No one would ever let Johan Laigaard run a kindergarten in Australia.
At the one he runs in Denmark, two boys swing large sticks over their heads as they whack a rotten log; another shimmies up a tall tree that bends in the breeze blowing off the nearby fjord; and others run wild in the woods.
There are no fences, and when I look around for someone to intervene, I don’t see any adults either.
If you’re the kind of parent who keeps a close eye on your kids in the playground, Denmark’s forest kindergarten will come as a rude shock - they do things differently here, as you’ll see in my story on Dateline.
Johan says he’s watching from a distance. So what happens if he thinks the children are doing something dangerous?
“I sometimes close my eyes, because I know I have to stop something, but I can also stand and watch it a little bit first because I think it’s exciting. And I can understand why they do it,” he says.
And what do the parents think if they see their kids swaying precariously ten metres off the ground?
“They think, ‘Oh no.’ But we have taught them - the most dangerous thing you can do is shout at [the children].”
Johan’s approach to child safety sounds dangerously devil-may-care, but it’s not what it seems. Children here learn to take small risks when they’re very young and as they grow in confidence, they take bigger risks.
Johan trusts them – and their parents trust him. And given the fact that in 17 years no one’s ever been seriously injured through careless play, the trust doesn’t seem misplaced.
Whether he’s throwing rocks into the fjord with a bunch of enthusiastic three year-olds, or abseiling down a muddy slope with some determined five year-olds, Johan clearly gets a vicarious buzz from their juvenile thrill-seeking.
“It’s not dangerous in my opinion. And if you don’t get a little bit of danger, what’s life worth living? Everybody needs a little bit of kick sometimes.”
I suspect Johan also gets a buzz from shocking overseas visitors. When I translate the footage I shot over three days in his kindergarten in Skive, I realise that he’s actually got a very clear idea of what’s dangerous, and when he needs to lay down boundaries.
On one hike through the woods, Johan talks to the kids about a large tree uprooted in a recent storm, and warns them about its root ball.
“You’re never allowed to crawl under such a big pile of soil under a tree. Because all of a sudden, the tree can break,” he tells them. “And then the soil falls back. And soil is so heavy you’ll never get out of it again. So never go under a gap like this. Don’t go under it because you can be injured.”
The following day, out foraging for Christmas decorations, Johan notices a boy waving around a long branch and gently intervenes.

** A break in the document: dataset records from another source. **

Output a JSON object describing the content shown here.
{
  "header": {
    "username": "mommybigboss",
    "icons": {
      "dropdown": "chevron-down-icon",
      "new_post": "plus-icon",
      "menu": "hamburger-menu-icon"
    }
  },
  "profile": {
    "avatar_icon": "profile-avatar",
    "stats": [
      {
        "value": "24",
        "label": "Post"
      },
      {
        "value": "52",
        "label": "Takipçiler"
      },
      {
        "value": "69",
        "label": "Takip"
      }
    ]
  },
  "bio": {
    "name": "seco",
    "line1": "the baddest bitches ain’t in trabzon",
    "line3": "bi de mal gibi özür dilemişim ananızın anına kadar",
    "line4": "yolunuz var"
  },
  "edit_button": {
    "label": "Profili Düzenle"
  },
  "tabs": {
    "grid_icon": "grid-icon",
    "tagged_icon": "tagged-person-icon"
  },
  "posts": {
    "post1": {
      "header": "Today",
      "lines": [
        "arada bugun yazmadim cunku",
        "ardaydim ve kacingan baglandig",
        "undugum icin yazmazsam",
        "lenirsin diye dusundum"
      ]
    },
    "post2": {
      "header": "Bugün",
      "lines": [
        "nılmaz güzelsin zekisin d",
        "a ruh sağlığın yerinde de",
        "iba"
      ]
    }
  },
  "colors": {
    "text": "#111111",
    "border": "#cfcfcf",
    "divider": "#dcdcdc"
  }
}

“David, take care of the stick, you’ll hit our faces. You’re welcome to have it but you must look after it. Hold it up in the air so you don’t hit us. Point to the trees with it. Do you want me to break it so you only have a smaller stick and it will be easier to look after?”
“Yes,” replies David.
“I’ll help you break it. I’ll just make a stick so you can walk with it. Are you ready? That’s better. Isn’t it easier to walk with this one?”
Johan makes it look easy, but there’s a great deal of skill involved in interactions like this – and it’s that skill, far more than the seemingly reckless play, that still impresses me several weeks later.

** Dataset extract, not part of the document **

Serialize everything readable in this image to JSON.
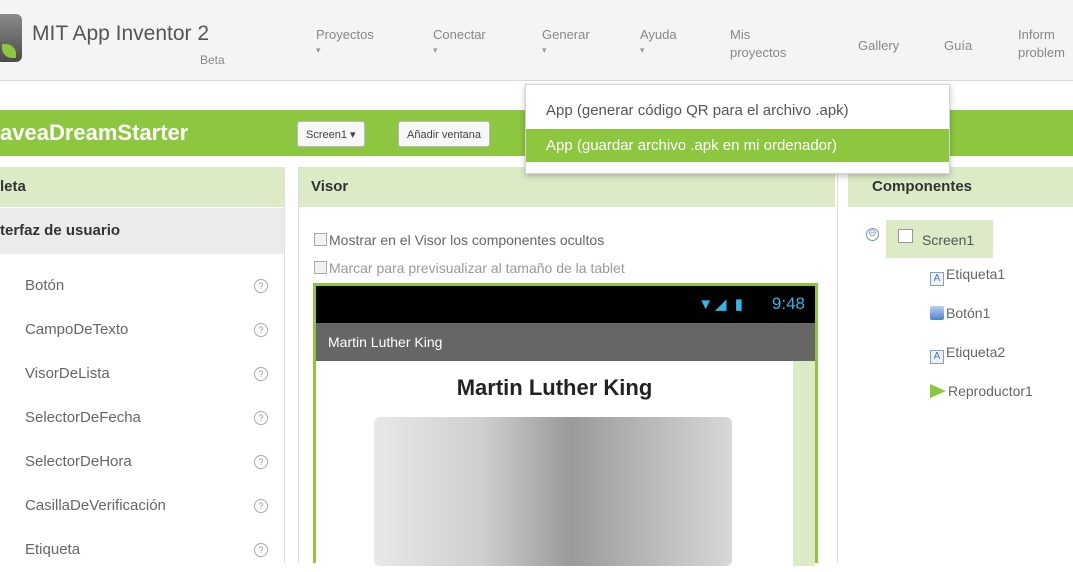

At the heart of what makes Danish kindergartens so special is one word – pedagogy. To my ears it’s an ugly word and one I hoped my interviewees would avoid. It sounded like a very academic way of talking about the process of teaching.
But in Denmark, and in many other parts of Europe, ‘pedagogy’ is an everyday word for something that’s much more holistic than ‘teaching’.
It’s not about imparting specific bits of knowledge, but about nurturing people – helping them develop their natural talents and abilities.
It’s something that applies from cradle-to-grave – anyone in Denmark working with young children, or the mentally ill, or the elderly, requires a university degree in pedagogy.
Along with the rigorous formal training, pedagogues enjoy a status that our own childcare and aged care workers don’t seem to enjoy.
But what does this mean in practice? In Johan’s case it means fostering his children’s powers of observation, their physical strength, balance and coordination, their compassion and their ability to cooperate – all with the lightest of touches.
As Jane Williams-Siegfredsen, the author of a book on Danish forest kindergartens, puts it: “There’s this thing where the pedagogue needs to stand back sometimes and not always jump in and help the child. They need to let the child overcome problems themselves. We learn so much more from doing that.”
Observing Johan, he often manages to teach children a lot without ever setting out to teach them anything at all.
One boy’s spontaneous question about worms leads to a discussion about habitat, predators and prey, and eventually ends with the boy observing that mice enjoy eating pancakes. Curiosity satisfied, he’s off to jump in a puddle.
Most impressive of all, Johan manages their behaviour without criticism or judgement and without ever raising his voice. And he does it in the forest, having fun.
“When I started to take the education as a pedagogue I didn’t really know there were such places,” he tells Amos. “But when I tried it, it was like I was a child – I could use my childhood in the work.
“And I think that is important, that you like what you are doing. The children can see if you don’t like it. Then it’s not fun for them either. So if I have fun, they have fun, so we enjoy it together.”
What a pity no one would let Johan Laigaard run a kindergarten in Australia.
See Amos' story in full at the top of the page. This episode of Dateline also meets children growing up in Syria, where life is worlds away from that in Denmark.
Might even Denmark's Queen Margrethe be a fan of forest kindergartens? During her most recent New Year's Speech, she said:
"We look after ourselves, and perhaps too well after our children. We cannot keep holding them in our hand all the time. We must give them space and not protect them so jealously that they never get to make any experiences for themselves.
Once, children were allowed to play peacefully and unattended, free from the interference of adults and with free space for the imagination. Sometimes they fell down and hurt themselves, and sometimes it was difficult to explain how the trousers had been ripped or where that hairband had gone.
'Up again,' parents said, and the children made it."